Siamo a questi livelli?
Non hanno proprio idea di cosa sia la città, come viva nel tempo, cosa sia stata nel passato e quali mutazioni abbia subito. Ad esempio preferiscono il falso storicizzato e le copie all’originale. Ci sono delle contraddizioni e dei criteri di valutazione che non tornano.
Facciamo qualche esempio su questo…
Le proiezioni sul Ponte Vecchio sono ormai spente, ma in piazza Duomo e sulla schiena di Santa Maria Novella giganteggiano dei manifesti enormi con grandi immagini della Coca Cola o di note aziende di moda. Ebbene tutto questo viene accettato perché si tratta di sostenere una serie di restauri importanti. Ci mancherebbe, ben vengano i privati a sostegno di questi interventi. Invece, quando un piccolo frame con un logo scivola via velocemente sulla facciata degli Innocenti si alza un polverone. In questo caso si è parlato a sproposito di vilipendio e si sono alzate barricate ideologiche nei confronti dei famigerati sponsor che hanno reso possibile il festival F-Light.
Due pesi e due misure su ogni cosa. Chi ne fa le spese?
A farne le spese, adesso, è la produzione contemporanea, il sostegno alla creatività e alla sperimentazione più innovativa. Abbiamo uno scenario diviso in due fazioni. Lo scontro si estende e coinvolge soprintendenze, partiti politici, lobby di intellettuali e certi personaggi che sfruttano la faziosità tipica dei fiorentini. Il braccio di ferro può riguardare le pensiline per la tranvia o una scultura in piazza, le luci sulla facciata di una basilica o il restauro di un’ex caserma abbandonata da decenni. Sovrastrutture ideologiche impediscono di analizzare contesti e dati reali, di mettere a confronto le diverse situazioni, per trarne una regola che soddisfi tutte le parti. Vorrei ritornare a un approccio più aristotelico. C’è chi in questi giorni si è perfino inorridito. Un’esagerazione comprensibile solo se non si conosce il significato e l’uso di certe parole.
FIRENZE E LA CULTURA
Guardando il dibattito della città da fuori sembra che tutto proceda per slogan, slogan “contro”. Contro i turisti, contro i ristoranti, contro i tavolini, contro i privati, contro il contemporaneo, contro le aziende…

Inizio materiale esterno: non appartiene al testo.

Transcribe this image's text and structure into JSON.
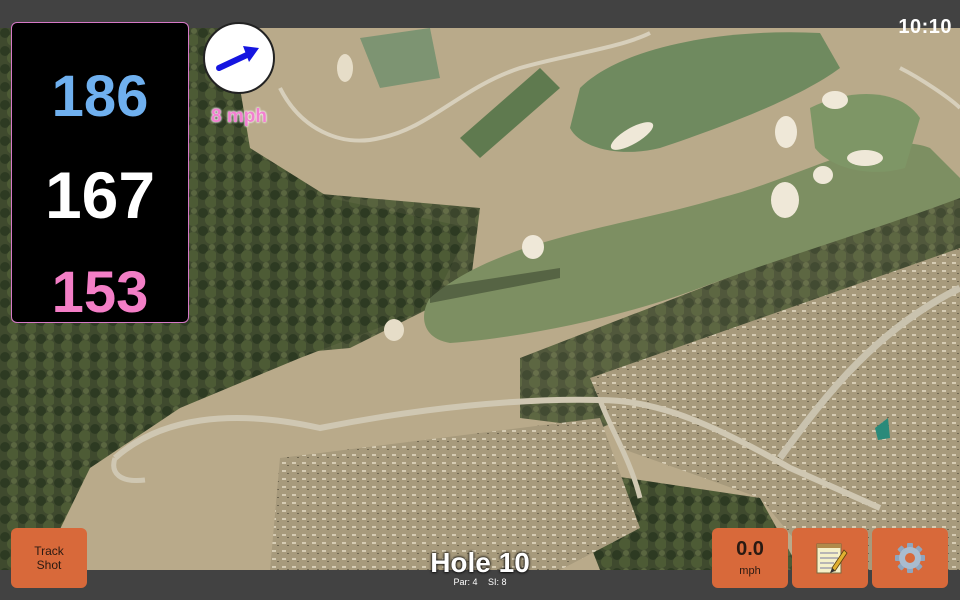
{
  "status_bar": {
    "time": "10:10"
  },
  "distances": {
    "back": "186",
    "center": "167",
    "front": "153"
  },
  "wind": {
    "speed": "8 mph",
    "icon": "wind-arrow-icon"
  },
  "buttons": {
    "track_shot_line1": "Track",
    "track_shot_line2": "Shot",
    "speed_value": "0.0",
    "speed_unit": "mph",
    "notes_icon": "notepad-icon",
    "settings_icon": "gear-icon"
  },
  "hole": {
    "title": "Hole 10",
    "par": "Par: 4",
    "si": "SI: 8"
  },
  "colors": {
    "back_distance": "#6fb0ef",
    "center_distance": "#ffffff",
    "front_distance": "#f37ec6",
    "button": "#d8693a"
  }
}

Certe parole o frasi fatte sono solo esagerazioni con fini di posizionamento politico e mediatico. C’è chi abusa del suo ruolo di intellettuale o istituzionale per ottenere maggiore visibilità e autorevolezza in modo da accumulare potere politico e culturale. Siamo vittime di una specie di schema comunicativo che ritorna sempre a vantaggio del singolo.
Torniamo al festival F-Light. Questa lobby intellettuale che ben descrivi se l’è pigliata anche con l’evento di luci che hai curato nelle scorse settimane. Come è andata la questione?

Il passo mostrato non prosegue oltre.